If you power on the node as it is, your cluster will be screwed up and it could be difficult to restore a clean cluster state.

If, for whatever reason, you want that this server joins the same cluster again, you have to

  • reinstall pve on it from scratch

  • then join it, as explained in the previous section.

Quorum

Proxmox VE use a quorum-based technique to provide a consistent state among all cluster nodes.

A quorum is the minimum number of votes that a distributed transaction has to obtain in order to be allowed to perform an operation in a distributed system.

Quorum (distributed computing)
— from Wikipedia

In case of network partitioning, state changes requires that a majority of nodes are online. The cluster switches to read-only mode if it loose quorum.

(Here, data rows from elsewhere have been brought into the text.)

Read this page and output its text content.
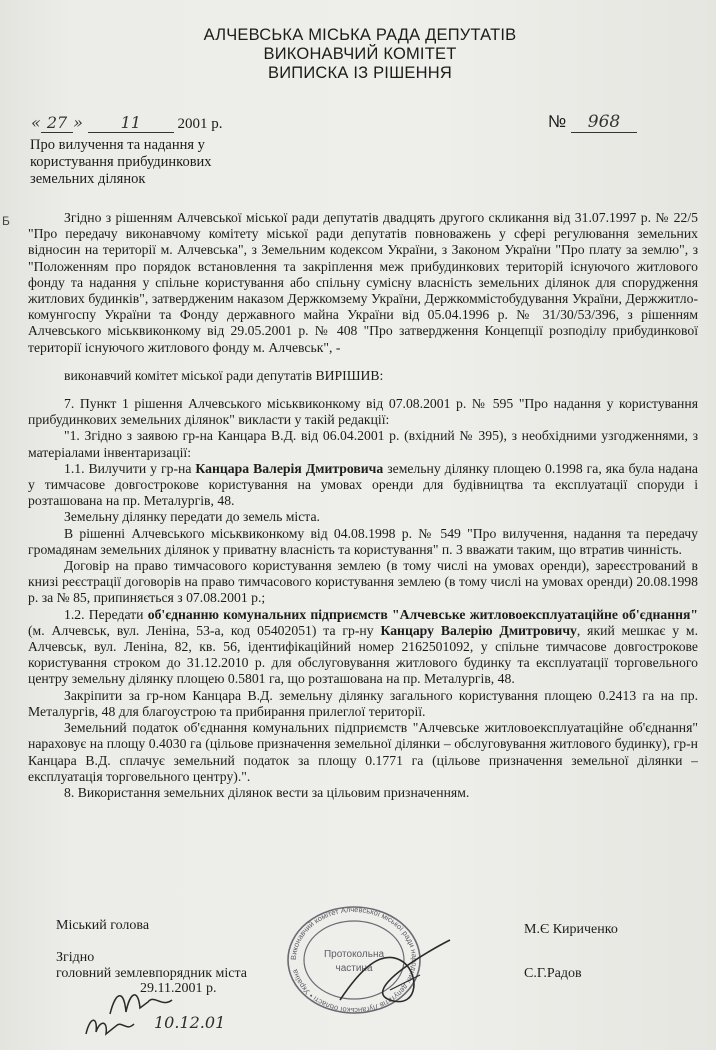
Б
АЛЧЕВСЬКА МІСЬКА РАДА ДЕПУТАТІВ
ВИКОНАВЧИЙ КОМІТЕТ
ВИПИСКА ІЗ РІШЕННЯ
« 27 » 11 2001 р.	№ 968
Про вилучення та надання у
користування прибудинкових
земельних ділянок

Згідно з рішенням Алчевської міської ради депутатів двадцять другого скликання від 31.07.1997 р. № 22/5 "Про передачу виконавчому комітету міської ради депутатів повноважень у сфері регулювання земельних відносин на території м. Алчевська", з Земельним кодексом України, з Законом України "Про плату за землю", з "Положенням про порядок встановлення та закріплення меж прибудинкових територій існуючого житлового фонду та надання у спільне користування або спільну сумісну власність земельних ділянок для спорудження житлових будинків", затвердженим наказом Держкомзему України, Держкоммістобудування України, Держжитло-комунгоспу України та Фонду державного майна України від 05.04.1996 р. № 31/30/53/396, з рішенням Алчевського міськвиконкому від 29.05.2001 р. № 408 "Про затвердження Концепції розподілу прибудинкової території існуючого житлового фонду м. Алчевськ", -

виконавчий комітет міської ради депутатів ВИРІШИВ:

7. Пункт 1 рішення Алчевського міськвиконкому від 07.08.2001 р. № 595 "Про надання у користування прибудинкових земельних ділянок" викласти у такій редакції:

"1. Згідно з заявою гр-на Канцара В.Д. від 06.04.2001 р. (вхідний № 395), з необхідними узгодженнями, з матеріалами інвентаризації:

1.1. Вилучити у гр-на Канцара Валерія Дмитровича земельну ділянку площею 0.1998 га, яка була надана у тимчасове довгострокове користування на умовах оренди для будівництва та експлуатації споруди і розташована на пр. Металургів, 48.

Земельну ділянку передати до земель міста.

В рішенні Алчевського міськвиконкому від 04.08.1998 р. № 549 "Про вилучення, надання та передачу громадянам земельних ділянок у приватну власність та користування" п. 3 вважати таким, що втратив чинність.

Договір на право тимчасового користування землею (в тому числі на умовах оренди), зареєстрований в книзі реєстрації договорів на право тимчасового користування землею (в тому числі на умовах оренди) 20.08.1998 р. за № 85, припиняється з 07.08.2001 р.;

1.2. Передати об'єднанню комунальних підприємств "Алчевське житловоексплуатаційне об'єднання" (м. Алчевськ, вул. Леніна, 53-а, код 05402051) та гр-ну Канцару Валерію Дмитровичу, який мешкає у м. Алчевськ, вул. Леніна, 82, кв. 56, ідентифікаційний номер 2162501092, у спільне тимчасове довгострокове користування строком до 31.12.2010 р. для обслуговування житлового будинку та експлуатації торговельного центру земельну ділянку площею 0.5801 га, що розташована на пр. Металургів, 48.

Закріпити за гр-ном Канцара В.Д. земельну ділянку загального користування площею 0.2413 га на пр. Металургів, 48 для благоустрою та прибирання прилеглої території.

Земельний податок об'єднання комунальних підприємств "Алчевське житловоексплуатаційне об'єднання" нараховує на площу 0.4030 га (цільове призначення земельної ділянки – обслуговування житлового будинку), гр-н Канцара В.Д. сплачує земельний податок за площу 0.1771 га (цільове призначення земельної ділянки – експлуатація торговельного центру).".

8. Використання земельних ділянок вести за цільовим призначенням.

Міський голова	М.Є Кириченко
Згідно
головний землевпорядник міста
29.11.2001 р.
С.Г.Радов
Виконавчий комітет Алчевської міської ради народних депутатів Луганської області • Україна
Протокольна
частина
10.12.01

Note Proxmox VE assigns a single vote to each node by default.

Cluster Cold Start

It is obvious that a cluster is not quorate when all nodes are offline. This is a common case after a power failure.

Note It is always a good idea to use an uninterruptible power supply (UPS, also called battery backup) to avoid this state. Especially if you want HA.

On node startup, service pve-manager is started and waits for quorum. Once quorate, it starts all guests which have the onboot flag set.

When you turn on nodes, or when power comes back after power failure, it is likely that some nodes boots faster than others. Please keep in mind that guest startup is delayed until you reach quorum.